Customers (and Audience): Who are their target audience segments and most valuable customers?
Once we agree on who we are looking for (in your words), it becomes a whole lot easier to target their audience and plan content they will care about. Use social media platforms to reach anyone, but that does not mean you should appeal to everyone.
As the next step in your strategy, it would be wise to use the audience to define which social media platforms genuinely make sense to reach them.
Some questions you can ask to understand target audiences better:
- What are the demo, backgrounds, and geographic profiles of the target customers?
- What are the online preferences, purchase decision pain points, and interests?
- How do they evaluate, research, choose, and buy your product or service?
- What would they find funny, practical, beautiful, and inspiring
Objectives: What are your measurable goals, specific, for social media marketing?
The measurement and focus for your social media marketing
In a startup, small business, or non-profit, it is common for social media programs to start without defined KPIs (Key Performance Indicators). Talk about what success “feels like” helps you understand what to prioritize for this year’s success: audience growth and organic awareness or customer
acquisition?
It is essential to understand if leadership would be most satisfied hitting branding goals (recognition, awareness, reputation). Also, the community engagement (customer referrals, audience growth), sales-
driven goals (registrations, sales, leads), or a little bit of everything. Mostly than not, the answer is the latter.

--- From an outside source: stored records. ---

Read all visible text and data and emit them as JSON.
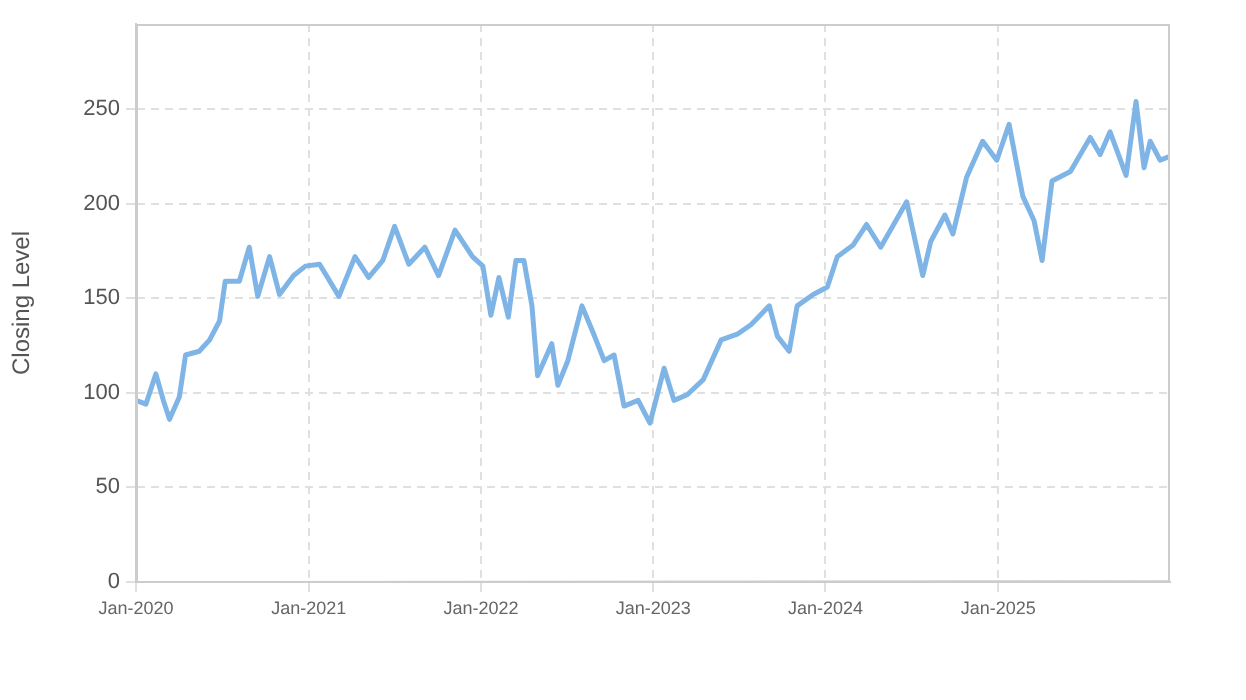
{
  "chart_data": {
    "type": "line",
    "ylabel": "Closing Level",
    "xlim": [
      "2020-01-01",
      "2025-12-31"
    ],
    "ylim": [
      0,
      295
    ],
    "yticks": [
      0,
      50,
      100,
      150,
      200,
      250
    ],
    "xticks": [
      {
        "value": "2020-01",
        "label": "Jan-2020"
      },
      {
        "value": "2021-01",
        "label": "Jan-2021"
      },
      {
        "value": "2022-01",
        "label": "Jan-2022"
      },
      {
        "value": "2023-01",
        "label": "Jan-2023"
      },
      {
        "value": "2024-01",
        "label": "Jan-2024"
      },
      {
        "value": "2025-01",
        "label": "Jan-2025"
      }
    ],
    "grid": true,
    "legend": false,
    "marker": "none",
    "line_style": "solid",
    "x": [
      "2020-01-01",
      "2020-01-22",
      "2020-02-12",
      "2020-02-28",
      "2020-03-12",
      "2020-04-02",
      "2020-04-15",
      "2020-05-14",
      "2020-06-05",
      "2020-06-26",
      "2020-07-08",
      "2020-08-07",
      "2020-08-28",
      "2020-09-15",
      "2020-10-10",
      "2020-10-31",
      "2020-11-30",
      "2020-12-25",
      "2021-01-24",
      "2021-03-06",
      "2021-04-09",
      "2021-05-08",
      "2021-06-07",
      "2021-07-02",
      "2021-08-01",
      "2021-09-04",
      "2021-10-03",
      "2021-11-07",
      "2021-12-14",
      "2022-01-05",
      "2022-01-22",
      "2022-02-08",
      "2022-02-28",
      "2022-03-16",
      "2022-04-02",
      "2022-04-19",
      "2022-05-01",
      "2022-05-31",
      "2022-06-13",
      "2022-07-04",
      "2022-08-03",
      "2022-08-28",
      "2022-09-19",
      "2022-10-10",
      "2022-10-31",
      "2022-11-30",
      "2022-12-25",
      "2023-01-24",
      "2023-02-14",
      "2023-03-14",
      "2023-04-17",
      "2023-05-25",
      "2023-06-28",
      "2023-07-27",
      "2023-09-04",
      "2023-09-21",
      "2023-10-16",
      "2023-11-02",
      "2023-12-06",
      "2024-01-05",
      "2024-01-26",
      "2024-02-28",
      "2024-03-28",
      "2024-04-27",
      "2024-06-21",
      "2024-07-25",
      "2024-08-11",
      "2024-09-10",
      "2024-09-27",
      "2024-10-26",
      "2024-11-29",
      "2024-12-29",
      "2025-01-24",
      "2025-02-22",
      "2025-03-18",
      "2025-04-04",
      "2025-04-25",
      "2025-06-03",
      "2025-07-15",
      "2025-08-05",
      "2025-08-26",
      "2025-09-29",
      "2025-10-20",
      "2025-11-06",
      "2025-11-19",
      "2025-12-10",
      "2025-12-31"
    ],
    "series": [
      {
        "color": "#7fb4e6",
        "values": [
          96,
          94,
          110,
          96,
          86,
          98,
          120,
          122,
          128,
          138,
          159,
          159,
          177,
          151,
          172,
          152,
          162,
          167,
          168,
          151,
          172,
          161,
          170,
          188,
          168,
          177,
          162,
          186,
          172,
          167,
          141,
          161,
          140,
          170,
          170,
          146,
          109,
          126,
          104,
          117,
          146,
          131,
          117,
          120,
          93,
          96,
          84,
          113,
          96,
          99,
          107,
          128,
          131,
          136,
          146,
          130,
          122,
          146,
          152,
          156,
          172,
          178,
          189,
          177,
          201,
          162,
          180,
          194,
          184,
          214,
          233,
          223,
          242,
          204,
          191,
          170,
          212,
          217,
          235,
          226,
          238,
          215,
          254,
          219,
          233,
          223,
          225
        ]
      }
    ]
  }
}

Some questions that will help you to define primary and secondary social media goals:
- How would they measure the brand’s social media presence a year from today as a “success?”
- What are the measurable goals for sales, marketing, and customer service?
- How would they define the success of each social media channel?
Expectations of the Relationship: What they look like in a social media agency partner?
Setting the expectations is the name of the game. An answer of, let’s say, “Go beyond and above what we are capable of executing internally.” Or maybe “Double our leads come from the social media” helps articulate the genuine wish in an SMM partner. Nobody likes the miscommunications or surprises. Get
honest feedback at step zero puts the right combination of done-with-you (training) and done-for-you (outsourced) programs into perspective.
Some questions that will define how to structure an engagement:
- Are they looking for a long-term partner or short-term support
- Which aspects of society would you like to own in the short term? Long-term?
- Where would you most value outside support?
- What budget range are you able to allocate to social (or this initiative) this year?
Of course, these questions may be the tip of the iceberg. A follow-up conversation can cover the industry, market, competitive landscape, company history, favorite colors, internal policy nuances, and other nitty-gritty details on the business and product.